Аналогично, нет тайн и в человеческих душах для подобной плоской "антропологии" и "антропософии". Вот как мыслит наш вчерашний "научный атеист" духовные шаги других католических святых: "Это не бесовское видение, это плод естественной человеческой психологии..."[117]; "Если же рассматривать свидетельство Терезы как просто психический документ, – то оно будет достоверно и правдиво, как достоверно и немистично признание Цветаевой, открывающей "тайну жен":

Тайну Евы от древа – вот:

Я не более чем животное,
Кем-то раненное в живот.

Впрочем, у Терезы всю ее жизнь были непрестанные проблемы с ее духовниками–ее опыт смущал и их"[118], – заключает Кураев.

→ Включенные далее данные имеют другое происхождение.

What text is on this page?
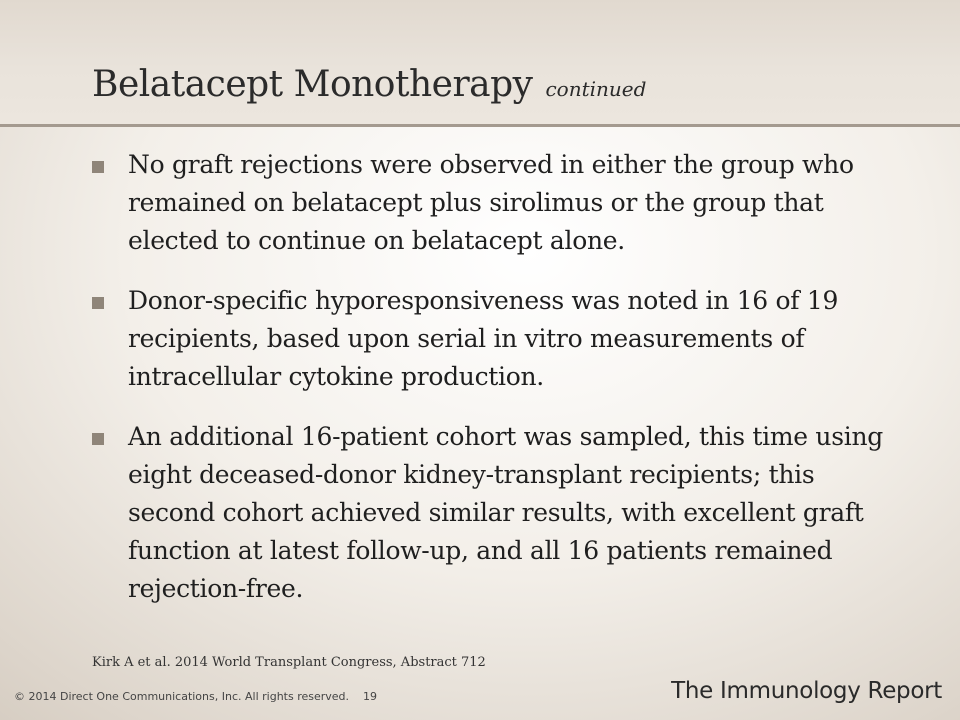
Belatacept Monotherapy continued
No graft rejections were observed in either the group who remained on belatacept plus sirolimus or the group that elected to continue on belatacept alone.
Donor-specific hyporesponsiveness was noted in 16 of 19 recipients, based upon serial in vitro measurements of intracellular cytokine production.
An additional 16-patient cohort was sampled, this time using eight deceased-donor kidney-transplant recipients; this second cohort achieved similar results, with excellent graft function at latest follow-up, and all 16 patients remained rejection-free.
Kirk A et al. 2014 World Transplant Congress, Abstract 712
© 2014 Direct One Communications, Inc. All rights reserved. 19	The Immunology Report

Последнее заявление диакона Кураева вызывает изумление: откуда стало ему известно о том, что на тайной исповеди говорила Тереза своим (их что, был десяток?) духовникам? Может быть, они по секрету, то, что вверяется исключительно Богу (!), рассказали вездесущему диакону? Как раз для того, чтобы в качестве жареного факта он и поведал это читающей публике?

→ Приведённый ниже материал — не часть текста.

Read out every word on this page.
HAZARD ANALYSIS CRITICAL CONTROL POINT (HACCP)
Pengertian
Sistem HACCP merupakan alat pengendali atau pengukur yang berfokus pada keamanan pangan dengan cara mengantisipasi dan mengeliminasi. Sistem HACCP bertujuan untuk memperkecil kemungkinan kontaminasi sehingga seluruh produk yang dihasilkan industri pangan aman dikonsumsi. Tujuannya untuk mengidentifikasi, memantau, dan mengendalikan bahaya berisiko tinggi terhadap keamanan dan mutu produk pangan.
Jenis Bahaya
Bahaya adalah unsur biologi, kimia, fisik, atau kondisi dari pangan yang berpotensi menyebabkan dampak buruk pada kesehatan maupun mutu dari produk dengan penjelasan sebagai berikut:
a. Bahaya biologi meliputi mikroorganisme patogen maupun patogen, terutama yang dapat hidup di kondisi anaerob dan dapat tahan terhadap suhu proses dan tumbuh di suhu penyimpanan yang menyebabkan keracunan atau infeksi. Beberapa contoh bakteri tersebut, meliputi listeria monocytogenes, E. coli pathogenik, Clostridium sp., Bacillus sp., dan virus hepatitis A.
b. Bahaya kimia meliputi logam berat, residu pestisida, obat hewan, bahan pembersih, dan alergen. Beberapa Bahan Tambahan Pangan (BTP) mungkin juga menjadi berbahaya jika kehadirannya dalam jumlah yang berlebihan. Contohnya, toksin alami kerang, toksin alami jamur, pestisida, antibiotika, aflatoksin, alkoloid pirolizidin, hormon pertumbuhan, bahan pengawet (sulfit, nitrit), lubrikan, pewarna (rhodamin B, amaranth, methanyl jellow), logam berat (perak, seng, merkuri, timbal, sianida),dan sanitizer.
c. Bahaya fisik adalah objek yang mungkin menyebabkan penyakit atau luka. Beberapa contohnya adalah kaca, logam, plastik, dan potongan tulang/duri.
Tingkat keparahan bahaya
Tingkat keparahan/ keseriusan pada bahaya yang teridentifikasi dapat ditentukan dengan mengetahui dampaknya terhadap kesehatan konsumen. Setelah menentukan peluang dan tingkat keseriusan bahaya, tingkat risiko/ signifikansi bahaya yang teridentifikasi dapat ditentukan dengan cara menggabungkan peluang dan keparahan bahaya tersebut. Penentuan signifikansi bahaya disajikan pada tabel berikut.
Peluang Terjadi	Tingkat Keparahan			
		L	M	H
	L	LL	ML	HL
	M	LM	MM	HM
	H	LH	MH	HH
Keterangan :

Предполагается, что лицо, облаченное в духовный сан, обладает особой тонкостью и тактичностью в вопросах богопочитания и понимания духовного мира исповедывающегося. Оказывается, ничего подобного. Знакомясь с творчеством диакона, мы натолкнулись на его статью в журнале "для настоящих мужчин", отечественном порноделовом варианте "Плэй-боя". Среди фотографий, демонстрирующих на великолепной полиграфии изощренные сцены удовлетворения мужских прихотей обнаженными дамами (что еще недавно однозначно трактовалось как порнография), мы встречаем, – надо же! – вдумчивое лицо диакона Андрея Кураева на фоне православных икон с ликом Божией Матери!!! Диакон в статье с названием подстать всему журналу, – "Новый русский священник", делится, в том числе, своим мнением о проблемах сексуальной озабоченности у христианских монахинь. Вот слова его благовествования:

"Если говорить, например, о женской католической мистике, то во многом это просто неудавшаяся сублимация[119]. Если кто-нибудь услышал бы, какие звуки раздавались из комнаты Терезы Авильской, то подумал бы, что она там находится с мужчиной. А она молилась и переживала экстазы. Неудавшаяся сублимация – сексуальная энергия, которая не смогла преобразиться в энергию религиозную"[120].

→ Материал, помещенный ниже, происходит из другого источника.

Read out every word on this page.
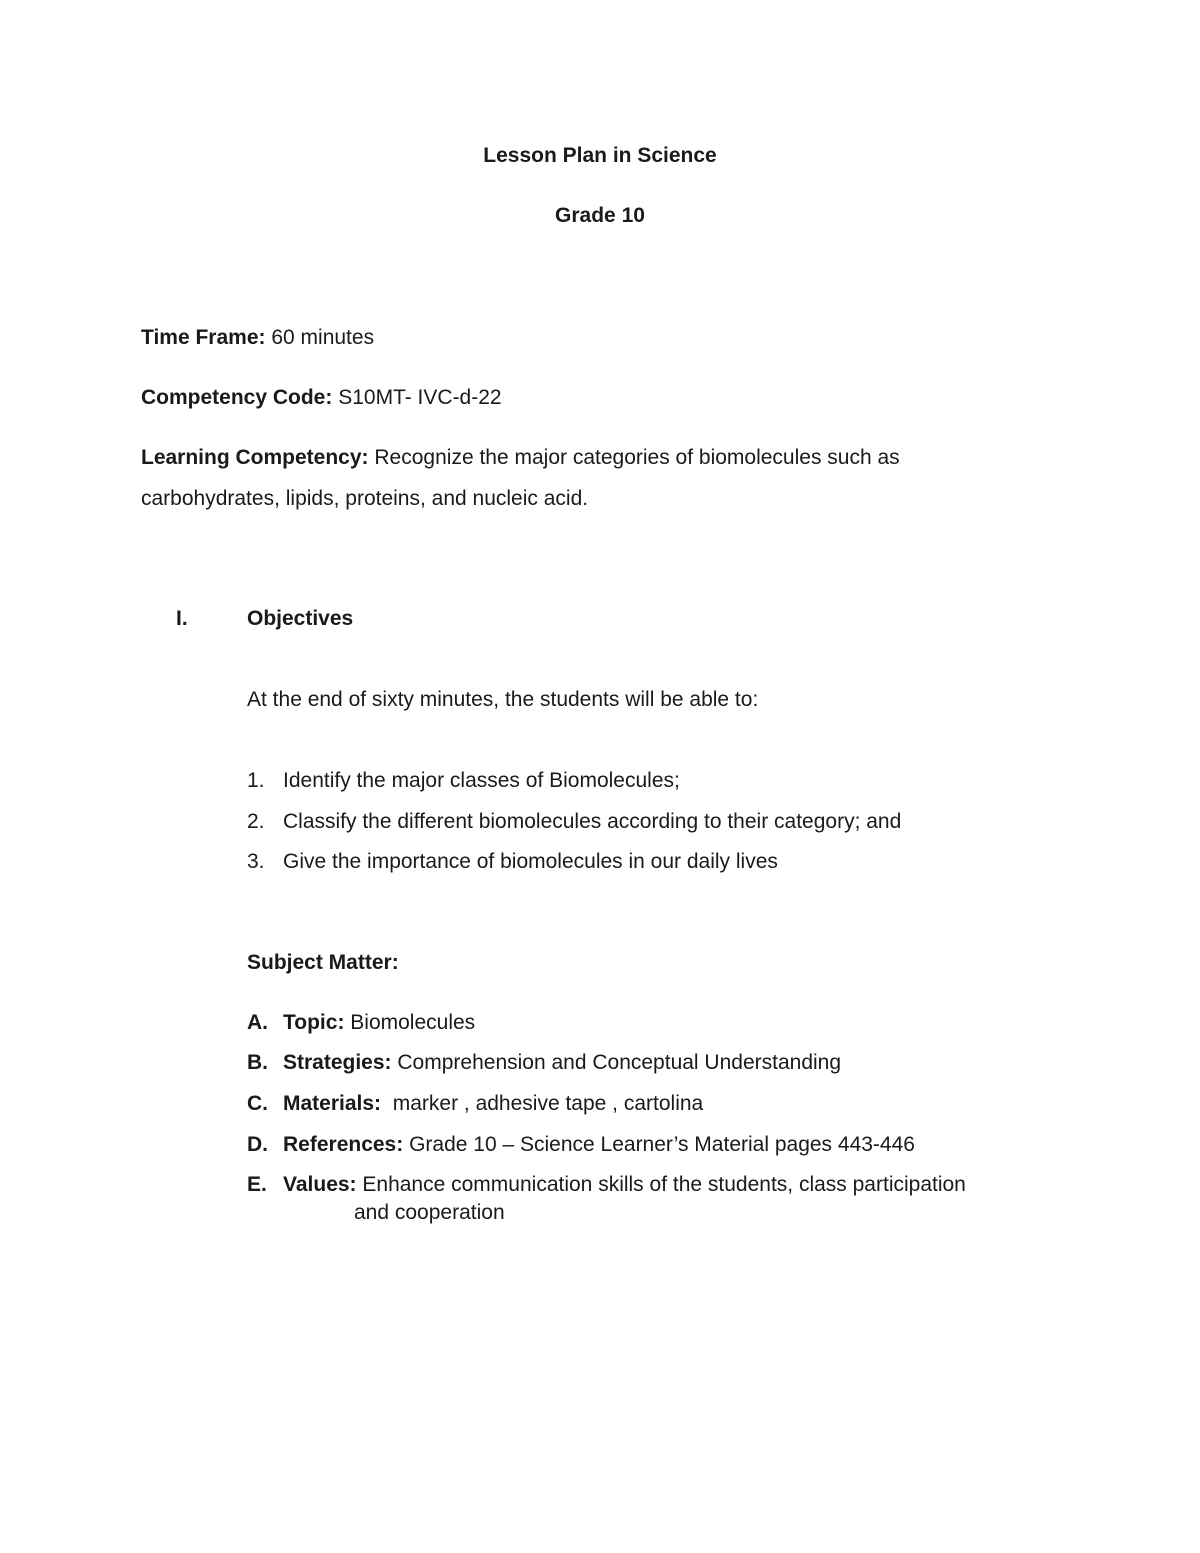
Lesson Plan in Science
Grade 10
Time Frame: 60 minutes
Competency Code: S10MT- IVC-d-22
Learning Competency: Recognize the major categories of biomolecules such as
carbohydrates, lipids, proteins, and nucleic acid.
I.	Objectives
At the end of sixty minutes, the students will be able to:
1. Identify the major classes of Biomolecules;
2. Classify the different biomolecules according to their category; and
3. Give the importance of biomolecules in our daily lives
Subject Matter:
A. Topic: Biomolecules
B. Strategies: Comprehension and Conceptual Understanding
C. Materials:  marker , adhesive tape , cartolina
D. References: Grade 10 – Science Learner’s Material pages 443-446
E. Values: Enhance communication skills of the students, class participation
and cooperation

В книге же "Вызов экуменизма" диакон еще более подробно делится мнениями о "животной" "женской" природе: "Приводя эти откровения Терезы, Д.Мережковский комментирует: "Если бы нечестивая, но опытная в любви женщина увидела Терезу в эту минуту, то поняла бы, что она понимает, что все это значит, и только удивилась бы, что с Терезой нет мужчины"; "Но ярче всего и соблазнительнее всего – это молитвенная практика католицизма.., – говорит А.Ф.Лосев. – Блаженная Анджела находится в сладкой истоме, не может найти себе места от любовных томлений... Это – очень сильные галлюцинации на почве истерии, то есть прелесть. И всех этих истериков, которым является Богородица и кормит их своими сосцами, всех этих истеричек, у которых при явлении Христа радостный озноб проходит по всему телу и между прочим сокращается маточная мускулатура, весь этот бедлам эротомании, бесовской гордости и сатанизма – можно, конечно, только анафематствовать". (Замечу, что я привел не из самого яркого. Приводить самое яркое и кощунственно и противно, – Кураев), – пишет Лосев".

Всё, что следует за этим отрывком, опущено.